The HSBC Emerging Markets Index (EMI), a monthly gauge derived from several purchasing managers surveys (PMI), showed a reading of 50.8 in September, from 50.7 in August. The neutral 50-mark divides expanding activity from contracting business activity.
Output growth, in September, slowed in two of the four largest emerging market economies. China's output growth slowed slightly to 51.2, from 51.8 in August; while Russia's output growth slowed to 51.2 in September, from 51.4 in the preceding month.
Business activity in Brazil made slow progress after two months of contraction. Output crept to 50.7, from 49.7 in August.
However, business activity in India contracted further in September, logging its fastest decline since March, 2009. Output dropped to 46.1, from 47.6 in August.
In addition, output growth expectations fell for the first time since June, data compiled by HSBC revealed. The HSBC Emerging Markets Future Output Index, which tracks business expectations, fell back in September and was only slightly above June's 18-month record low reading.
Expectations moderated in the four largest emerging markets, with China posting the weakest sentiment followed by India, Russia and Brazil.
The HSBC report also showed that manufacturing output expectations remained brightest in South East Asia, in September.
In addition, manufacturers in emerging European economies were more confident than those in China, India and Brazil.
A solid increase in new orders continued to drive output growth in Poland.

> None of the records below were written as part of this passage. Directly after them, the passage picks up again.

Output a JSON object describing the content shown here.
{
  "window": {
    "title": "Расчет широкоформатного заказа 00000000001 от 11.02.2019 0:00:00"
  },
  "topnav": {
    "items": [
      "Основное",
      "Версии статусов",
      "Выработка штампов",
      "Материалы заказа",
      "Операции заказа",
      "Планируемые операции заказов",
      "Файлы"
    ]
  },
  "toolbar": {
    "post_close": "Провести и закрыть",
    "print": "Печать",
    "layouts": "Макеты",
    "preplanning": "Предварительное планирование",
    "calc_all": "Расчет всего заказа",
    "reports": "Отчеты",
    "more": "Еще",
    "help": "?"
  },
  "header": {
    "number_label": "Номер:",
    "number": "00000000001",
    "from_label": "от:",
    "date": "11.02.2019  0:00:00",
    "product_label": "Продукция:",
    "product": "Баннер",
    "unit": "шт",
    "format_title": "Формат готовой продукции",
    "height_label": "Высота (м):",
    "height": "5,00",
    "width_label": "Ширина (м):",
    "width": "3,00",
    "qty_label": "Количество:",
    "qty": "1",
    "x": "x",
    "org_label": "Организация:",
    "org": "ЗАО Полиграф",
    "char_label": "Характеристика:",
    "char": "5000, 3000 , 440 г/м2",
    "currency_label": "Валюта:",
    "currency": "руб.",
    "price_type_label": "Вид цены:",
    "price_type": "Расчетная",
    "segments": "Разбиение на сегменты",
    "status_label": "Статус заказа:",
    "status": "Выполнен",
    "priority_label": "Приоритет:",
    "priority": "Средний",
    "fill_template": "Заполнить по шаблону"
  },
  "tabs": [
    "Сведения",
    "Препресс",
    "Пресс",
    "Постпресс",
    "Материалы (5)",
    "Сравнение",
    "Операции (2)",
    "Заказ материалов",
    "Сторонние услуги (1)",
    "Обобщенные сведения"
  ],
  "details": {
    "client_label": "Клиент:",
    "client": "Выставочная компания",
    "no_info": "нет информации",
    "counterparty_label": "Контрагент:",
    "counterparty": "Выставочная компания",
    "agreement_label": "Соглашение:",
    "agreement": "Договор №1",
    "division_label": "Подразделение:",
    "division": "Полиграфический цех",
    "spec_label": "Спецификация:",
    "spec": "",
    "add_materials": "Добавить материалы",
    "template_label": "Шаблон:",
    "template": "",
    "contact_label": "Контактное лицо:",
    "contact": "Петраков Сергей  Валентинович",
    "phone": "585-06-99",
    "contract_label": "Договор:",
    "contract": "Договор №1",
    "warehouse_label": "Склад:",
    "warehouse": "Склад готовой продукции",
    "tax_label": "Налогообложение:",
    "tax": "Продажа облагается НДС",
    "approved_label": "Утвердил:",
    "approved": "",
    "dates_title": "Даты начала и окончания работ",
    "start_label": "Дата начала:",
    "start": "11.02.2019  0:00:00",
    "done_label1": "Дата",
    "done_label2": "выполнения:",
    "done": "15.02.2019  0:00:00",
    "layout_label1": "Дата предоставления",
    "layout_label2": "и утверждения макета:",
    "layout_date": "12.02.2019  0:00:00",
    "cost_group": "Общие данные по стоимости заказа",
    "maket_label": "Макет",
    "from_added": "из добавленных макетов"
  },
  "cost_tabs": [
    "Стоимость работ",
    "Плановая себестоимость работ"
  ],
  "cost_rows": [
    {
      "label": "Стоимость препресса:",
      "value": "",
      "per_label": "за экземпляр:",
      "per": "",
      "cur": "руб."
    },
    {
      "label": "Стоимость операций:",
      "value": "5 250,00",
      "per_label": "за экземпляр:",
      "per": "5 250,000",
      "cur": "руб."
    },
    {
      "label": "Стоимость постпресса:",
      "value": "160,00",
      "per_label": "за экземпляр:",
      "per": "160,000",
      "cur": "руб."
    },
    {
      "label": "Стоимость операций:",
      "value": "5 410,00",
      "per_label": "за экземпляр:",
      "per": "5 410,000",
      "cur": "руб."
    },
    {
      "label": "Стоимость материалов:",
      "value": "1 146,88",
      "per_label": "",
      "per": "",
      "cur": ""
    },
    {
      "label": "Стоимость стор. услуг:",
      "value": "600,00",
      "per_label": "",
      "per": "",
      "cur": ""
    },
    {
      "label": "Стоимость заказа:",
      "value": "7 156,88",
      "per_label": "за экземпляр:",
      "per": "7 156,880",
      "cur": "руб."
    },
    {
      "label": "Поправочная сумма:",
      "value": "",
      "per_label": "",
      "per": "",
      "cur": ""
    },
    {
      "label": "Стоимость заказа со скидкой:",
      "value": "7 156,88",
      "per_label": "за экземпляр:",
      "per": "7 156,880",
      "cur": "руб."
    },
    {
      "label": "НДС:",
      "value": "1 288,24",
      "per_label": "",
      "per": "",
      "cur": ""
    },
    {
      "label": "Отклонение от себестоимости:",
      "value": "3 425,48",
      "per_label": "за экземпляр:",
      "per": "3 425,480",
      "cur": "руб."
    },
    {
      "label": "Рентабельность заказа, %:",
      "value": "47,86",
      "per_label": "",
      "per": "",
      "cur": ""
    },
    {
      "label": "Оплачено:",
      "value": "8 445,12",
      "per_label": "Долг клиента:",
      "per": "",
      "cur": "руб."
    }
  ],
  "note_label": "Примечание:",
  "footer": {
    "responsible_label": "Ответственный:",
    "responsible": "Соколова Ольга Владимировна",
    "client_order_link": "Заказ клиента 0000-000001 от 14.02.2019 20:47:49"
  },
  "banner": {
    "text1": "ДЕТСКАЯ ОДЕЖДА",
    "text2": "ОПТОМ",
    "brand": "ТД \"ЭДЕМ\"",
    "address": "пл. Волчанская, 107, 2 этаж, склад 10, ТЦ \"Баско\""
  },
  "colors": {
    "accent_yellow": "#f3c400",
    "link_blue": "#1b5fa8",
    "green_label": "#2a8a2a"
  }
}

Firms expanded workforces at the fastest rate in over six years on the back of rising production.
The manufacturing recovery in the Czech Republic continued in September. Elsewhere, Turkish manufacturers reported sharp increases in output and new order intakes that month, with growth rates accelerating to the quickest since January.
"About half of the EM manufacturing PMIs are back above 50, with three quarters of the countries covered seeing improvements, compared to less than half a month ago," Pablo Goldberg, the Global Head of Emerging Markets Research said in the report.
"CEE recovery is on track. While Turkey surprises to the upside, we expect slowdown from here due to tighter financial conditions" said Murat Ulgen, HSBC's Chief Economist for the CEE and Sub-Saharan Africa.
Emerging Market Slowdown
Emerging Asian economies will remain resilient and log a healthy growth rate over the medium term, according to the Organisation for Economic Co-operation and Development (OECD).
However, the organisation claims the pace of economic expansion in the region, in the near term, will remain subdued when compared to the pre-financial crisis period.
A slowdown in the emerging markets has weighed heavily on world output, forcing the International Monetary Fund to cut its global economic forecast for the sixth time in under two years.
An earlier report by the World Bank warned that policy makers in developing East Asian economies needed to do more to boost sluggish growth in a region that contributes 40% of the world's GDP growth.